Тогда, много лет назад, долгожданное тепло заставило ее, совсем еще юную девчонку, поверить в то, что весна наконец-то наступила. Молодая зелень, плотным ковром затянувшая склоны холма, у подножия которого располагалось небольшое село, радовала глаз своей яркостью. От запаха цветов дурела голова, и лирха Ровина, еще носившая в те благословенные времена простое имя Лидия, частенько пропадала в подлеске, собирая хрупкие первоцветы в маленькие букетики, которые прикалывала к платью. После холодной снежной зимы скорая теплая весна казалась благодатью, и люди с радостью наблюдали за тем, как дружной зеленой стеной всходят озимые, как растут на грядках овощи, а на фруктовых деревьях распускаются мелкие белесые цветочки, обещающие к осени богатый урожай.
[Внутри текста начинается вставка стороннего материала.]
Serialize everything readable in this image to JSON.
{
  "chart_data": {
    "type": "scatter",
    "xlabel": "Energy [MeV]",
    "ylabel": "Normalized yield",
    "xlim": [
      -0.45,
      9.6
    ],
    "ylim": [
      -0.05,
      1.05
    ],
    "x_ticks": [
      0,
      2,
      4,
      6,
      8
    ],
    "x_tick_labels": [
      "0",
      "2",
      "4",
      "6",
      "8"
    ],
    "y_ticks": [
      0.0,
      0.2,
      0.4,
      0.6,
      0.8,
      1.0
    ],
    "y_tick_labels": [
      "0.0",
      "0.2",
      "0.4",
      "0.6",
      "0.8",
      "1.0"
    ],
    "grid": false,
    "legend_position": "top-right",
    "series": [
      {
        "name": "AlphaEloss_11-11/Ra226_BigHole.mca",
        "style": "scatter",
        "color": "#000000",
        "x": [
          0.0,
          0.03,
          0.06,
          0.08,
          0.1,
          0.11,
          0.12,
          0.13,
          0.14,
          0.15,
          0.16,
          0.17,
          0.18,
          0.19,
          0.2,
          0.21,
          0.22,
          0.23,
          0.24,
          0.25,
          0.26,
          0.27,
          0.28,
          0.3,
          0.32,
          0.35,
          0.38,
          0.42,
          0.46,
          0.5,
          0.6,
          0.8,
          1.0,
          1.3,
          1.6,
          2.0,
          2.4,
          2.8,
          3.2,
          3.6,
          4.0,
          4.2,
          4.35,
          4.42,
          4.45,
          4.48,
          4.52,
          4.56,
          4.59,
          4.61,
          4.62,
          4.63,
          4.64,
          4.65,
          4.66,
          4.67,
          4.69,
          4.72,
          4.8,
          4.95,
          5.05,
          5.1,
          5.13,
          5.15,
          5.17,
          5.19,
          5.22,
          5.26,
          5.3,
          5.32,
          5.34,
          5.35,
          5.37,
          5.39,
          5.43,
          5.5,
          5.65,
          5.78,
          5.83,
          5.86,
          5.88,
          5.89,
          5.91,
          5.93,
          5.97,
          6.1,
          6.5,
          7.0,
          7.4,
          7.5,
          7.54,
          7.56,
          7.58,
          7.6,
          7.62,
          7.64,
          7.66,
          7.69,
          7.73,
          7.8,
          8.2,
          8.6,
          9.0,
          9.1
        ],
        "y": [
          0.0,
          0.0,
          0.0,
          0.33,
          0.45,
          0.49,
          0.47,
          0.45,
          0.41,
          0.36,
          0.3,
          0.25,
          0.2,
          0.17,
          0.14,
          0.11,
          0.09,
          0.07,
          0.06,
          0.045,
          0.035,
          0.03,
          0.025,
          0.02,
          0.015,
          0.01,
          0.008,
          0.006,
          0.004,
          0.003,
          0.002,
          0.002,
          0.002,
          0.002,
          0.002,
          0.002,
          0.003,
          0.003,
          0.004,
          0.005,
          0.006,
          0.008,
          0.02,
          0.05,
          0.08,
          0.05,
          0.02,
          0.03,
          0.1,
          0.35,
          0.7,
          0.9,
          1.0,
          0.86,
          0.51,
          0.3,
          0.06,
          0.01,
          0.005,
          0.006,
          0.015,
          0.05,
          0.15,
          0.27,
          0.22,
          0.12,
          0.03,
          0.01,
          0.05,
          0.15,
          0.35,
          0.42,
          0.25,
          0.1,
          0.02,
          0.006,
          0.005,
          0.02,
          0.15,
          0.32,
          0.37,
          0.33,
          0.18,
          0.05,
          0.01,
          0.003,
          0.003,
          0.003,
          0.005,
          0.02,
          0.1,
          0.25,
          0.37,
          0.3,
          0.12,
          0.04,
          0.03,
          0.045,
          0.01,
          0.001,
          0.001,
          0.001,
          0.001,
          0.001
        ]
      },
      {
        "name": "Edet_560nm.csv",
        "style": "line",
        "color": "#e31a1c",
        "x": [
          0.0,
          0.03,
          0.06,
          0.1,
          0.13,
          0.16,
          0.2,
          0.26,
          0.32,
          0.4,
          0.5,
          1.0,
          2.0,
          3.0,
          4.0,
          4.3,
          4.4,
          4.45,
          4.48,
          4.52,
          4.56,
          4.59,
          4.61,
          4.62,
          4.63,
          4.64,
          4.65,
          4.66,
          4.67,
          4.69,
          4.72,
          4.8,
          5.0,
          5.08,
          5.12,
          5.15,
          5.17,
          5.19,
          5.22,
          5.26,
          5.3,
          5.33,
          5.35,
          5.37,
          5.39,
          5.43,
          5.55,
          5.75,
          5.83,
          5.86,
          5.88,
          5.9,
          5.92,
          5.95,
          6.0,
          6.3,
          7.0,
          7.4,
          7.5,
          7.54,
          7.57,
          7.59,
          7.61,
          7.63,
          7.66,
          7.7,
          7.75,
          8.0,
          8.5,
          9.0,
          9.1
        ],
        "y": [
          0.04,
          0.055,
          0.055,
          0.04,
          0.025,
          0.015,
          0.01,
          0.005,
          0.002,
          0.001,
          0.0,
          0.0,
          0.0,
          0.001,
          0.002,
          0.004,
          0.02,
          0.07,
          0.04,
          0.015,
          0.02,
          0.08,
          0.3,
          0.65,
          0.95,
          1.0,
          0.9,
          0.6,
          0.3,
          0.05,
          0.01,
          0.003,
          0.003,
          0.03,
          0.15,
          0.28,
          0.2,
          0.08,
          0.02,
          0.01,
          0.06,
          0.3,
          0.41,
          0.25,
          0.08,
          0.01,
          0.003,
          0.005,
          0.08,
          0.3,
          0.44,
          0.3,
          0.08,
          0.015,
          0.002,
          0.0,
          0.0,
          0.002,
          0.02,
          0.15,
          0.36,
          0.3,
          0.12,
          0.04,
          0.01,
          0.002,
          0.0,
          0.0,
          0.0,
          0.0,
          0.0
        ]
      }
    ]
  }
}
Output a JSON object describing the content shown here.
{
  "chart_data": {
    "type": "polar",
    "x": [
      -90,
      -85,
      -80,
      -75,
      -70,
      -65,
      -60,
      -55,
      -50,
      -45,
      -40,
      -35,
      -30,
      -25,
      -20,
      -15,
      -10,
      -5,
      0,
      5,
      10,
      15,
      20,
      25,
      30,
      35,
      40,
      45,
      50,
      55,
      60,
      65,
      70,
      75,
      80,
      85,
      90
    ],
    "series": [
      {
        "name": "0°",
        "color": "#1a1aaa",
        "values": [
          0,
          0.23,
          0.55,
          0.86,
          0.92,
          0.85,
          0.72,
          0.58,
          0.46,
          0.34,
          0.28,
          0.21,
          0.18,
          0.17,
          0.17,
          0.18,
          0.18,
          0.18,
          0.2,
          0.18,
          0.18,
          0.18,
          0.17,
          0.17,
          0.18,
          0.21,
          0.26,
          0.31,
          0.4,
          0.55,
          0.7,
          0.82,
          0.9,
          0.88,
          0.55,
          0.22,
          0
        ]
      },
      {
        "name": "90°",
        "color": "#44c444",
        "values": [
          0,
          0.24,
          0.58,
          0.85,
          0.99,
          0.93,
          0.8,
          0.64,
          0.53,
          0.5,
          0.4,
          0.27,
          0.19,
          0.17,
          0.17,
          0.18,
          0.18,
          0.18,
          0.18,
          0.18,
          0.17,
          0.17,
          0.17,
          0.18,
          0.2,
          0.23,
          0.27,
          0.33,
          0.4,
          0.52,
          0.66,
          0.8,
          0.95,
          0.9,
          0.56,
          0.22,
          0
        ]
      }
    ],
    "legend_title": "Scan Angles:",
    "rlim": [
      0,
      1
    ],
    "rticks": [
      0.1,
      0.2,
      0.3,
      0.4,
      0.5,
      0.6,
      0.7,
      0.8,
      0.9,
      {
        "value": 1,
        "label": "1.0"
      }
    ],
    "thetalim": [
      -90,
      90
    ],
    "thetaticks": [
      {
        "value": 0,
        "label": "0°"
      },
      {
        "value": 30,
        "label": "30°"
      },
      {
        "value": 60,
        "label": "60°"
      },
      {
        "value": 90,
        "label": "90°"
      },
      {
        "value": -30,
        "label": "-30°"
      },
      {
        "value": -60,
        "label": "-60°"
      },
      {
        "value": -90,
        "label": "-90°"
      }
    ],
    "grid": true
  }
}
Все изменилось, когда на закате в деревне появилась бледная девушка, одетая в длинное белое платье, одновременно походившее и на саван, и на подвенечный наряд. Лидия случайно увидела ее за окном, когда та неторопливо шла по улице. Казалось, незнакомка плывет по воздуху, не касаясь земли изящными ножками. Она остановилась напротив дома Лидии, обернулась — и улыбка раскроила ее прелестное личико надвое страшным, нечеловеческим оскалом. Тогда в деревню вошла сама смерть, принявшая облик одного из своих многочисленных немертвых слуг.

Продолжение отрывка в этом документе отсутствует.